In the show, Dave talked about a comedy show he did previously for VegFest, talking about his experience with anorexia. He mentioned how a journalist approached him after the show to say that it didn’t seem he was anorexic and the show was done to make use of his privileged status to try and get attention. It bothered me that informed and educated people like the journalist, whose job I would have imagined was to thoroughly research the topic before making assumptions would have known not to make judgements on people’s appearances based on stereotypes.
It seems our world is getting busier and we’re experiencing more frustration and less contentment and happiness with the lives we live. It seems more apparent that we start taking our frustrations out in everyday situations and now our society leads us to believe it’s acceptable to point out what people are doing wrong instead of what they are doing right. What happened to supporting each other, recognising each others achievements and encouraging each other to reach our goals?
Some of the points Dave touched on resonated with a lot of vegans: when the topic of why we became vegan comes up in conversation, it seems a lot of non-vegans are concerned about where we get our protein from. When we try to explain our views, we are then accused of being ‘preachy’ and aggressive. Why can we not accept that we all have different views on life, that when having a conversation with vegans about why we decided to stop eating animal products, is there sometimes a defensive tone to the discussion?
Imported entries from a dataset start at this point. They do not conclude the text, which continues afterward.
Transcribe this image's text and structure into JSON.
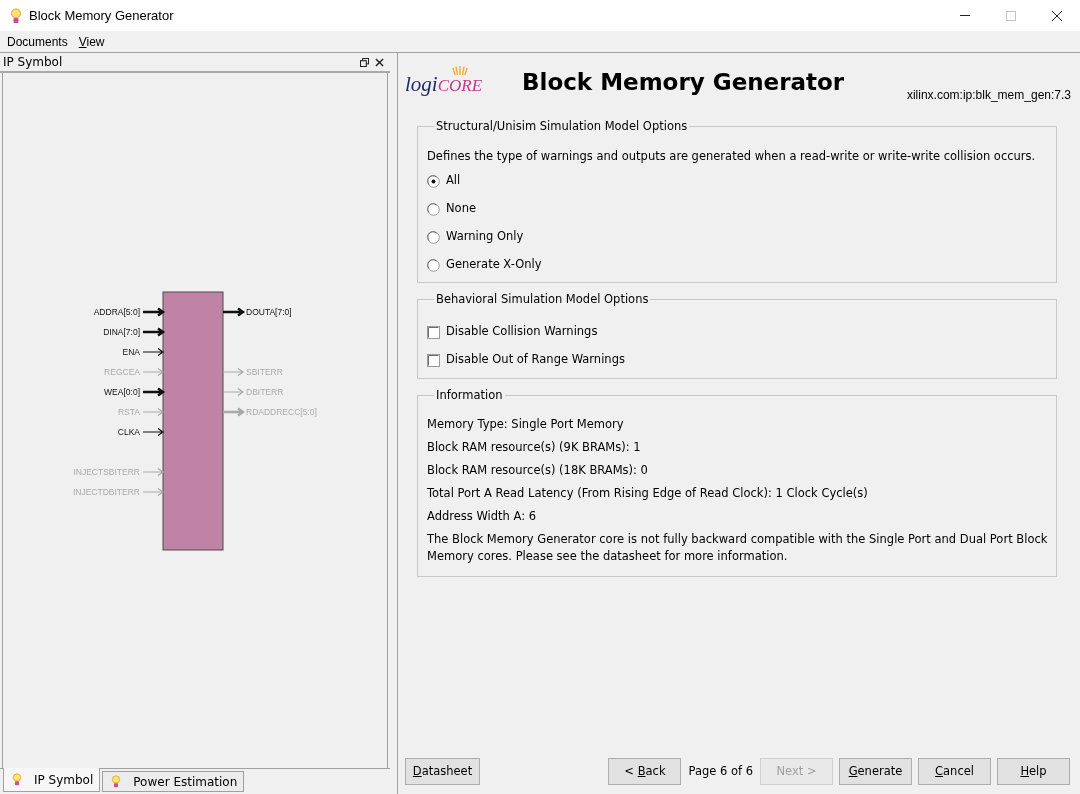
{
  "window": {
    "title": "Block Memory Generator",
    "maximize_enabled": false
  },
  "menu": [
    {
      "label": "Documents",
      "mnemonic": false
    },
    {
      "label": "View",
      "mnemonic": true
    }
  ],
  "left_panel": {
    "title": "IP Symbol",
    "symbol": {
      "left_groups": [
        [
          {
            "name": "ADDRA[5:0]",
            "bus": true,
            "enabled": true
          },
          {
            "name": "DINA[7:0]",
            "bus": true,
            "enabled": true
          },
          {
            "name": "ENA",
            "bus": false,
            "enabled": true
          },
          {
            "name": "REGCEA",
            "bus": false,
            "enabled": false
          },
          {
            "name": "WEA[0:0]",
            "bus": true,
            "enabled": true
          },
          {
            "name": "RSTA",
            "bus": false,
            "enabled": false
          },
          {
            "name": "CLKA",
            "bus": false,
            "enabled": true
          }
        ],
        [
          {
            "name": "INJECTSBITERR",
            "bus": false,
            "enabled": false
          },
          {
            "name": "INJECTDBITERR",
            "bus": false,
            "enabled": false
          }
        ]
      ],
      "right_groups": [
        [
          {
            "name": "DOUTA[7:0]",
            "bus": true,
            "enabled": true
          }
        ],
        [
          {
            "name": "SBITERR",
            "bus": false,
            "enabled": false
          },
          {
            "name": "DBITERR",
            "bus": false,
            "enabled": false
          },
          {
            "name": "RDADDRECC[5:0]",
            "bus": true,
            "enabled": false
          }
        ]
      ]
    },
    "tabs": [
      {
        "label": "IP Symbol",
        "selected": true
      },
      {
        "label": "Power Estimation",
        "selected": false
      }
    ]
  },
  "header": {
    "logo": [
      "logi",
      "CORE"
    ],
    "title": "Block Memory Generator",
    "version": "xilinx.com:ip:blk_mem_gen:7.3"
  },
  "groups": [
    {
      "kind": "radio",
      "title": "Structural/Unisim Simulation Model Options",
      "description": "Defines the type of warnings and outputs are generated when a read-write or write-write collision occurs.",
      "options": [
        {
          "label": "All",
          "selected": true
        },
        {
          "label": "None",
          "selected": false
        },
        {
          "label": "Warning Only",
          "selected": false
        },
        {
          "label": "Generate X-Only",
          "selected": false
        }
      ]
    },
    {
      "kind": "checkbox",
      "title": "Behavioral Simulation Model Options",
      "options": [
        {
          "label": "Disable Collision Warnings",
          "checked": false
        },
        {
          "label": "Disable Out of Range Warnings",
          "checked": false
        }
      ]
    },
    {
      "kind": "info",
      "title": "Information",
      "lines": [
        "Memory Type: Single Port Memory",
        "Block RAM resource(s) (9K BRAMs): 1",
        "Block RAM resource(s) (18K BRAMs): 0",
        "Total Port A Read Latency (From Rising Edge of Read Clock): 1 Clock Cycle(s)",
        "Address Width A: 6",
        "The Block Memory Generator core is not fully backward compatible with the Single Port and Dual Port Block Memory cores. Please see the datasheet for more information."
      ]
    }
  ],
  "footer": {
    "datasheet": {
      "label": "Datasheet",
      "mnemonic": true
    },
    "nav": [
      {
        "kind": "button",
        "label": "< Back",
        "disabled": false,
        "mnemonic": true
      },
      {
        "kind": "text",
        "label": "Page 6 of 6"
      },
      {
        "kind": "button",
        "label": "Next >",
        "disabled": true,
        "mnemonic": false
      },
      {
        "kind": "button",
        "label": "Generate",
        "disabled": false,
        "mnemonic": true
      },
      {
        "kind": "button",
        "label": "Cancel",
        "disabled": false,
        "mnemonic": true
      },
      {
        "kind": "button",
        "label": "Help",
        "disabled": false,
        "mnemonic": true
      }
    ]
  }
}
Recent events in work life made me re-evaluate my perspective on life and the world, and Dave’s show brought that to the forefront of my mind. I’m not going to be discussing the reasons why I went vegan or why it’s the right thing to do, but I do want to highlight how society seems to have affected our view on our fellow humans and the animals we live with. The world we live in seems to have made us more focused on our own individual life and there seems to be less awareness and compassion for all others. I don’t mean to suggest that we have lost our compassion completely; it is still within us, but it seems to be buried deep down inside us.
Dave met the Head of The Vegan Society who explained, “A true vegan is a dead one.” It’s just not possible to live and be a perfect vegan, what is perfect is subjective and we’re only trying to do our part in improving the lives of animals and show compassion for all living beings. No matter our beliefs, vegan or not, we should be supporting and helping each other when needed. After all, vegans live by compassion.
I don’t want to go into too much detail about my own internal reflections after Dave’s show, but I would highly recommend going to see C’est La Vegan for yourself and letting me know in the comments below what you think.
C’est La Vegan is on until Sunday 27th August at 7:00pm at The Counting House on 38 West Nicolson Street.